STR loci and some VNTR loci are amenable to PCR amplification using primers that flank the repeating sequence. After amplification, the number of repeats is calculated from the size of the PCR product, or, more simply, the products are compared to an “allelic ladder” constructed to contain the majority of known repeat size alleles in the human population at a particular locus . PCR amplification of tetranucleotide (four bp in each core repeat) and pentanucleotide (five bp in each core repeat) STR loci has become the predominant method for DNA-based human identification . Comprehensive information about STR loci and their application in human identification is available from a Web site sponsored by the National Institute of Standards and Technology (www.cstl.nist.gov/div831/strbase , accessed 4/12/2015).
Amplification of STR loci has become the most frequently applied technology for the study of chimerism after HSCT for several reasons [82, 83]. By examining multiple STR loci, which is made easier by multiplex PCR, it is possible to find at least one STR locus for each donor–recipient pair that can be used to distinguish the donor from the recipient; thus, STR-PCR is essentially universally informative, except in identical twins. In addition, STR-PCR can be used to quantitatively discriminate mixtures of DNA based on relative amplification of alleles. The sensitivity of STR-PCR for chimerism analysis can achieve a limit of detection of about 1 % chimerism if performed following recommended guidelines . STR alleles are relatively similar in size due to the small repeat unit; thus, compared with VNTR alleles, which have larger differences, STR-PCR theoretically is better for quantification because preferential amplification of smaller alleles is less likely to occur. The advent of capillary electrophoresis (CE) and automated fluorescent detection has made the analysis of PCR products technically straightforward.
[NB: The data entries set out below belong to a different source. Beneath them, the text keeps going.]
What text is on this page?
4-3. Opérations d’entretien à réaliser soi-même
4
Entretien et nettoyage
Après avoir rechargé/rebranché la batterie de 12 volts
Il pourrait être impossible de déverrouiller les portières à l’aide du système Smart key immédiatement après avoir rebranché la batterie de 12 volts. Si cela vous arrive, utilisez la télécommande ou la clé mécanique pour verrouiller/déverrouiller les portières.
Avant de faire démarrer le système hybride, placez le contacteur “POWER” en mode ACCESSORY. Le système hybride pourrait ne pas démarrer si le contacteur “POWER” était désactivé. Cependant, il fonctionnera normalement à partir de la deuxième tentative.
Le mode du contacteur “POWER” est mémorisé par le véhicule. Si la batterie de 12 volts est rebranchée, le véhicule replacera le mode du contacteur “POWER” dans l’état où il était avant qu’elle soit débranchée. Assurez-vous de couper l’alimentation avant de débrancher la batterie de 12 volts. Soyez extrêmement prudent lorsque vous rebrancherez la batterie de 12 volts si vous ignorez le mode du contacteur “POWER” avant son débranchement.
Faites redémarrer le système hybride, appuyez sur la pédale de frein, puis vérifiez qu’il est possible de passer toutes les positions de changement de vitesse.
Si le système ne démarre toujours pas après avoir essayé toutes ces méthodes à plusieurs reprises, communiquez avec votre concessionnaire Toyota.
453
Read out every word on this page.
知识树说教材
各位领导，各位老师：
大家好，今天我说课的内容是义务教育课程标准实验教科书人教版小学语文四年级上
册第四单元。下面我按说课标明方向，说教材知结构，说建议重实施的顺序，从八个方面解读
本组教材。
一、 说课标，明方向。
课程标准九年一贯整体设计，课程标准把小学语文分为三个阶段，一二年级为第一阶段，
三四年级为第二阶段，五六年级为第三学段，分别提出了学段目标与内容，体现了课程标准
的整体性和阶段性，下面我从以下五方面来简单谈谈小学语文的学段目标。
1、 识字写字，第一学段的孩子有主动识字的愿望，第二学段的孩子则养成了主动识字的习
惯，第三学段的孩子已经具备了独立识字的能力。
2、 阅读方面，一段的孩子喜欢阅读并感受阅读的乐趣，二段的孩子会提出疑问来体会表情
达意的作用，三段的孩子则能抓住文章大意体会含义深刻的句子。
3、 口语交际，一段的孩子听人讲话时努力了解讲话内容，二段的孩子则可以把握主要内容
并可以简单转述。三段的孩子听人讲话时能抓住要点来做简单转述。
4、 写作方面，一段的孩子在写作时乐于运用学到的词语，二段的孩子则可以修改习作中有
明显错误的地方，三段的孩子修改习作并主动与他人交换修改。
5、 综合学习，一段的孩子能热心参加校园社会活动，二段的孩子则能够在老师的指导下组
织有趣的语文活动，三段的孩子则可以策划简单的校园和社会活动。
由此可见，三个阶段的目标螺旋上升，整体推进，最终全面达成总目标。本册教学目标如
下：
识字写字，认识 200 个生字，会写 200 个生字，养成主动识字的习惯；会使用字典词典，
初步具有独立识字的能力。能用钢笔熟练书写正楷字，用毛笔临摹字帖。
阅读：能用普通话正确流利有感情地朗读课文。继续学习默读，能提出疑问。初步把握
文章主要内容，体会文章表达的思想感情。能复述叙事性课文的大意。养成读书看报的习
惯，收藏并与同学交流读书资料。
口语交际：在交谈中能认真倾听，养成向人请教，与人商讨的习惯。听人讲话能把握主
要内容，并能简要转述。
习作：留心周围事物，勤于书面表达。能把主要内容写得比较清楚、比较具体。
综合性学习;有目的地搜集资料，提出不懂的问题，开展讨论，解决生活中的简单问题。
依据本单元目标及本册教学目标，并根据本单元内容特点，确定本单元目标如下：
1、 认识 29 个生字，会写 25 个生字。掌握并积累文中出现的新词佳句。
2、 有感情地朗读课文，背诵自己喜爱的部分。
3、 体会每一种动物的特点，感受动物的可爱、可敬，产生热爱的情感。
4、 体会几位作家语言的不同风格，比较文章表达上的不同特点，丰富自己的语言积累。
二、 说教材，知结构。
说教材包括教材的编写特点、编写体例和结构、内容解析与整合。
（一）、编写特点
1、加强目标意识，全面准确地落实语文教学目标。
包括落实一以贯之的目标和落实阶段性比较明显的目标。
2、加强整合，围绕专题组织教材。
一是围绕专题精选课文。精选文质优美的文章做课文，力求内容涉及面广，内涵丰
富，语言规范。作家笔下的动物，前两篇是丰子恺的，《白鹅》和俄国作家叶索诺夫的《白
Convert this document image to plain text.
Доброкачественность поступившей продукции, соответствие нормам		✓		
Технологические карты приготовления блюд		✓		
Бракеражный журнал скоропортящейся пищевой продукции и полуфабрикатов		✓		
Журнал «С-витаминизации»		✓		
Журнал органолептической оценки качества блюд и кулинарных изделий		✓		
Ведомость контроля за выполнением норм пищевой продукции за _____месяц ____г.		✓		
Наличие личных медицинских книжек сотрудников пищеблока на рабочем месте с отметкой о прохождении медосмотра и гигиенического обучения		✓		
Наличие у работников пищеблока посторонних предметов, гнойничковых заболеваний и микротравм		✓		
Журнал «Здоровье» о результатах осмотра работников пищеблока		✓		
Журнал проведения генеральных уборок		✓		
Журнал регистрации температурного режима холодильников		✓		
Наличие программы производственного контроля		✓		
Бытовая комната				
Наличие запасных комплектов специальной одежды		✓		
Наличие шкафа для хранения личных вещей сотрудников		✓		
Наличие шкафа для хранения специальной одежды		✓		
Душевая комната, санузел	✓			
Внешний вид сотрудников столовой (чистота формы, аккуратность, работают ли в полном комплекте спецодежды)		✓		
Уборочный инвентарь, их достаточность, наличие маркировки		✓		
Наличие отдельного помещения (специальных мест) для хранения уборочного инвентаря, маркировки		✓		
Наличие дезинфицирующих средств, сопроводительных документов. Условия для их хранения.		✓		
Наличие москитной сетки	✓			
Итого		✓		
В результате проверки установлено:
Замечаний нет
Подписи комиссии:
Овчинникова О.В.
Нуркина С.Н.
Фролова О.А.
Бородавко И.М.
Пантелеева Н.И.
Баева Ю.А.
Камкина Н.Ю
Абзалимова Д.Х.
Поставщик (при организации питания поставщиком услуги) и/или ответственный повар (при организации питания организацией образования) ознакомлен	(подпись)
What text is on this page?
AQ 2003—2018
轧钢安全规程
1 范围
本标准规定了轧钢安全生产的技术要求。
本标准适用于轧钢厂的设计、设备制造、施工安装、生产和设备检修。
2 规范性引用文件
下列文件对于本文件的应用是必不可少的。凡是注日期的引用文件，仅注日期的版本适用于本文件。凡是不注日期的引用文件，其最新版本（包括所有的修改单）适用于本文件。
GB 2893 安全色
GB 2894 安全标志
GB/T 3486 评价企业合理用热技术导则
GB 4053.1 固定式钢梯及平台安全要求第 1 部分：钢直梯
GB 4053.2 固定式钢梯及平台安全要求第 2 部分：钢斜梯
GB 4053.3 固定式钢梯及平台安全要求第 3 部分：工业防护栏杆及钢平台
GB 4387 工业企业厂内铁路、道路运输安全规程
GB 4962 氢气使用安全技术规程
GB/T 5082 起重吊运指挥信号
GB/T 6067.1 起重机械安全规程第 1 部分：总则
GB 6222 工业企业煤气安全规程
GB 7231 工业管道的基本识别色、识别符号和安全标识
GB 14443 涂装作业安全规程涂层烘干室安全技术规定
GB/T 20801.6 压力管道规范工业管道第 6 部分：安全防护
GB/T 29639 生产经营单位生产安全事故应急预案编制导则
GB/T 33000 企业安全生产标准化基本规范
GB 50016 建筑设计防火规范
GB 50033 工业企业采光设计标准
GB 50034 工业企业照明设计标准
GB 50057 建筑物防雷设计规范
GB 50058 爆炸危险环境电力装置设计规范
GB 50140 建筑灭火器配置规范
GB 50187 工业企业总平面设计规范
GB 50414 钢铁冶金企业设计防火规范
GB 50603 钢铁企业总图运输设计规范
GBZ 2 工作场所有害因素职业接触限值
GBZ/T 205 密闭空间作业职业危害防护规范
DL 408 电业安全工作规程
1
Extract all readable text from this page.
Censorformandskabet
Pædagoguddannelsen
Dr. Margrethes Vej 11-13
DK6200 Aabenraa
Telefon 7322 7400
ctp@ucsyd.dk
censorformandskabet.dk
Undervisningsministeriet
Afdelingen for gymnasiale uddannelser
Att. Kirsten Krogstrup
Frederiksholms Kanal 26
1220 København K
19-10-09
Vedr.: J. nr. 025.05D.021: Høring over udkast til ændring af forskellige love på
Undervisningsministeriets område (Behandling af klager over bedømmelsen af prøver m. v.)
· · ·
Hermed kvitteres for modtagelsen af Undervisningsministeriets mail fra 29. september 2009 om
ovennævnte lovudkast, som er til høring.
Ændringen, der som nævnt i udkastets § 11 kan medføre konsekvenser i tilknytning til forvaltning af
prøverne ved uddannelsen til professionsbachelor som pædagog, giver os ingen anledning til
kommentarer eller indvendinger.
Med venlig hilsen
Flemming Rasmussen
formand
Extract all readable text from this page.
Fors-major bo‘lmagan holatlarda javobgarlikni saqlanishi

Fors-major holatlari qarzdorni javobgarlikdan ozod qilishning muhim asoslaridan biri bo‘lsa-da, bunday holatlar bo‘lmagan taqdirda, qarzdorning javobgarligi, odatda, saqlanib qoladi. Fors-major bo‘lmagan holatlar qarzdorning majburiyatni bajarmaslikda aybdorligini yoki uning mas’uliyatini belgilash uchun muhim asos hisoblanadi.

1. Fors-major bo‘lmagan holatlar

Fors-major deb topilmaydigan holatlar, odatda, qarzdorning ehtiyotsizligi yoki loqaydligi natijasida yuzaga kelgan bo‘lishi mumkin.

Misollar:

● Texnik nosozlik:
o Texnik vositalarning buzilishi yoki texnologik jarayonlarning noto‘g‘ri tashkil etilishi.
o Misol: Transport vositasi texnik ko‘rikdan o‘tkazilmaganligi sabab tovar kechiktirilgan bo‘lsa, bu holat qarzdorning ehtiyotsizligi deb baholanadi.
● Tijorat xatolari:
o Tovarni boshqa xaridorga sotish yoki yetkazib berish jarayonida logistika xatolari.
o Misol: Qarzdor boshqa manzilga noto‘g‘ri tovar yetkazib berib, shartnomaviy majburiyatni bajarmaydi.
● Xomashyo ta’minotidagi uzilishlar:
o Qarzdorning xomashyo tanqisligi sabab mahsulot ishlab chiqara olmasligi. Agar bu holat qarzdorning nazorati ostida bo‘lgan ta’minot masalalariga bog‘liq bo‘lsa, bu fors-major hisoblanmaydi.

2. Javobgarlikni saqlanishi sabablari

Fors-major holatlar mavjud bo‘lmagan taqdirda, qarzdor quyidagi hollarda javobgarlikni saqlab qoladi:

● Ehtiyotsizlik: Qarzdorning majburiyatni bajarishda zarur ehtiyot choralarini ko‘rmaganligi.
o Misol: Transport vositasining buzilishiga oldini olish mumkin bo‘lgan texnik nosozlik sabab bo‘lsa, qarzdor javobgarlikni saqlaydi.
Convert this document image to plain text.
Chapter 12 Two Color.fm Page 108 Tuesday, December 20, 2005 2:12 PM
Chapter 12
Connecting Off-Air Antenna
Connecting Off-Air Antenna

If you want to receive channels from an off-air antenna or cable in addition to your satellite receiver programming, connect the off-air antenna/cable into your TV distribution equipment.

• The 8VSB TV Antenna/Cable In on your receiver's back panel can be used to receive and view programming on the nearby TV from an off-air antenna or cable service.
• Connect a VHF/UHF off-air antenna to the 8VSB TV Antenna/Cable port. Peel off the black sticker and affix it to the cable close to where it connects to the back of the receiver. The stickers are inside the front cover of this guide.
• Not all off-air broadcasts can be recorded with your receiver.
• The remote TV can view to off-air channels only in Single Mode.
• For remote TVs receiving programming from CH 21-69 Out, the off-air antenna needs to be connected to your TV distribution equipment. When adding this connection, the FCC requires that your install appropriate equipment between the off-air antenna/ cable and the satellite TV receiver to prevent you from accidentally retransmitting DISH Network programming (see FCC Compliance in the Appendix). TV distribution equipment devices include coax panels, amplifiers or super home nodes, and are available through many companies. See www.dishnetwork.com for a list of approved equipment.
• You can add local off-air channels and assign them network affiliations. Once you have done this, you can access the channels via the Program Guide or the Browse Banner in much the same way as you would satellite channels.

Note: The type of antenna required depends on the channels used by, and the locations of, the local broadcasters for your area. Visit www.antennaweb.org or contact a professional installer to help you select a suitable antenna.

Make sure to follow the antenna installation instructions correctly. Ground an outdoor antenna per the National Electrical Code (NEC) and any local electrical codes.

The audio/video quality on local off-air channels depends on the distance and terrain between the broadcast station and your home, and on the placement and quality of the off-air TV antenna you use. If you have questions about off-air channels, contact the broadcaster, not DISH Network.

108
In addition, the availability of commercial reagents for STR-PCR simplifies assay development.
Y Chromosome Analysis
Amplification of Y chromosome-specific sequences can be used for assessment of chimerism in sex-mismatched HSCT involving a male patient and a female donor, which represents approximately 25 % of all HSCT cases. Because the targeted sequences are present only on the Y chromosome, the method is very sensitive. Sensitivities as high as 1 male in 100,000 female cells (<0.001 %) have been reported, although the clinical relevance of chimerism detection at such high levels of sensitivity is not clear [45, 85]. Use of quantitative real-time PCR has the advantage of being not only sensitive but also quantitative for very low levels of mixed chimerism, useful for detecting an increasing or decreasing signal over time. Amplification of the amelogenin gene, which is present on both the X and Y chromosomes, but is 6 bp longer on the Y chromosome homolog, is used for sex typing in forensic analysis and also has utility for chimerism analysis . The major disadvantage of all Y chromosome PCR methods is the limited application to only a subset of sex-mismatched transplants.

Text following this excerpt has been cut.